If either Tenet or Bush is ever accused by an American prosecutor of having violated our War Crimes Act and of also having committed “grave breaches” of the Geneva Conventions, their lawyers will claim that the Military Commissions Act of 2006, passed by the Republican-controlled Congress (and voted for by John McCain) prevents their being prosecuted for having been involved in such CIA practices as “renditions.”
Nonetheless, it’s instructive to know what happened, as facilitated by Tenet and Bush, to Binyam Mohamed in our “Dark Prison” in Afghanistan, as described in the ACLU lawsuit:
“At first, his cell was pitch black for twenty-three hours a day. There was a bucket in the corner for his toilet, but it was difficult to use in the dark without spilling the contents all over his only blanket . . .

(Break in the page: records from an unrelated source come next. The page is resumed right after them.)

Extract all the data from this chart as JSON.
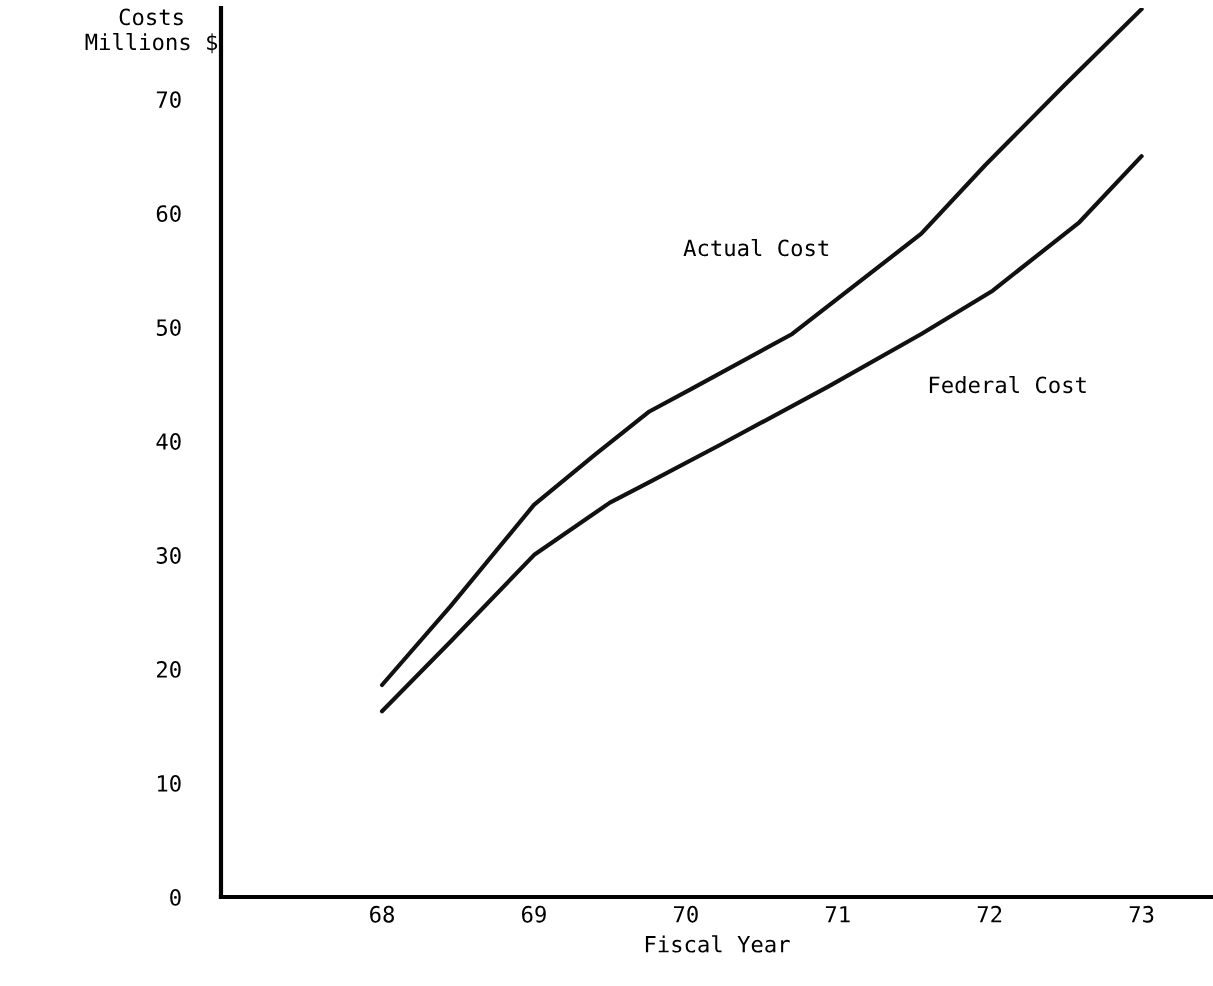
{
  "chart_data": {
    "type": "line",
    "xlabel": "Fiscal Year",
    "ylabel": "Costs\nMillions $",
    "series": [
      {
        "color": "#111111",
        "x": [
          68,
          68.45,
          69.0,
          69.4,
          69.76,
          70.04,
          70.7,
          71.55,
          71.97,
          72.49,
          73.0
        ],
        "values": [
          18.6,
          25.5,
          34.4,
          38.8,
          42.6,
          44.6,
          49.4,
          58.2,
          64.2,
          71.2,
          77.9
        ]
      },
      {
        "color": "#111111",
        "x": [
          68,
          68.45,
          69.0,
          69.5,
          69.76,
          70.23,
          70.94,
          71.55,
          72.02,
          72.59,
          73.0
        ],
        "values": [
          16.3,
          22.4,
          30.0,
          34.6,
          36.4,
          39.7,
          44.8,
          49.4,
          53.2,
          59.2,
          65.0
        ]
      }
    ],
    "annotations": [
      "Actual Cost",
      "Federal Cost"
    ],
    "xlim": [
      66.94,
      73.47
    ],
    "ylim": [
      0,
      78
    ],
    "xticks": [
      68,
      69,
      70,
      71,
      72,
      73
    ],
    "yticks": [
      0,
      10,
      20,
      30,
      40,
      50,
      60,
      70
    ],
    "grid": false,
    "legend": false,
    "marker": "none",
    "line_style": "solid"
  }
}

“On his first day in the ‘Dark Prison,’ Mr. Mohammed was hung from a pole in his cell. On his second day, he was allowed only a few hours sleep and then hung up again. By the time he was taken down—two days after that—his legs were swollen and his wrists and hands had gone numb.
“Over the following weeks, loud music, the sounds of ‘ghost laughter,’ thunder, aircraft taking off, the screams of women and children . . . were piped into his cell twenty-four hours a day. To ensure that sleep was difficult, if not impossible, masked guards would visit the cells throughout the night and make loud noises.”

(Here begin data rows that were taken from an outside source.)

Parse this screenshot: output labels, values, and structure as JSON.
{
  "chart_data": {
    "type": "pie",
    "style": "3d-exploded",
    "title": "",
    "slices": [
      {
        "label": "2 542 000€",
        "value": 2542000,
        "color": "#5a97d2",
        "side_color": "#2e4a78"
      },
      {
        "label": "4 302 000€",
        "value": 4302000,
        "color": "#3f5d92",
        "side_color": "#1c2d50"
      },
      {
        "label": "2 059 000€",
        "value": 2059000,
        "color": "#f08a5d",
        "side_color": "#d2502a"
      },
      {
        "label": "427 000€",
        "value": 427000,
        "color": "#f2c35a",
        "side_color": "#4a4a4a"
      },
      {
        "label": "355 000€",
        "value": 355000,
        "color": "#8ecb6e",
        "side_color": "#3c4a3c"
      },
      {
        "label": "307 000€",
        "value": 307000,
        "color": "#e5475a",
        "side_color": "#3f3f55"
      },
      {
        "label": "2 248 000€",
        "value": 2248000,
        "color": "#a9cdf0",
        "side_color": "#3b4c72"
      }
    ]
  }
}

Lest you believe that Mr. Mohamed’s rendition was wholly without mercy; “In May 2004, Mr. Mohamed was allowed outside for five minutes. It was the first time he had seen the sun in two years.”
Next week: The evidence against Boeing and its Jeppesen subsidiary which will be heard in a court of law if—and it’s a big if—the sunlight of American justice will ever be allowed to shine on these enablers of torture. More likely, the Supreme Court will ultimately make that decision—on whether “state secrets” can be invoked—leaving it up to “swing” voter Anthony Kennedy after proceedings begin with: “God Bless This Honorable Court.”
Binyam Mohamed will never know the decision. Such information is not permitted to prisoners at Guantánamo.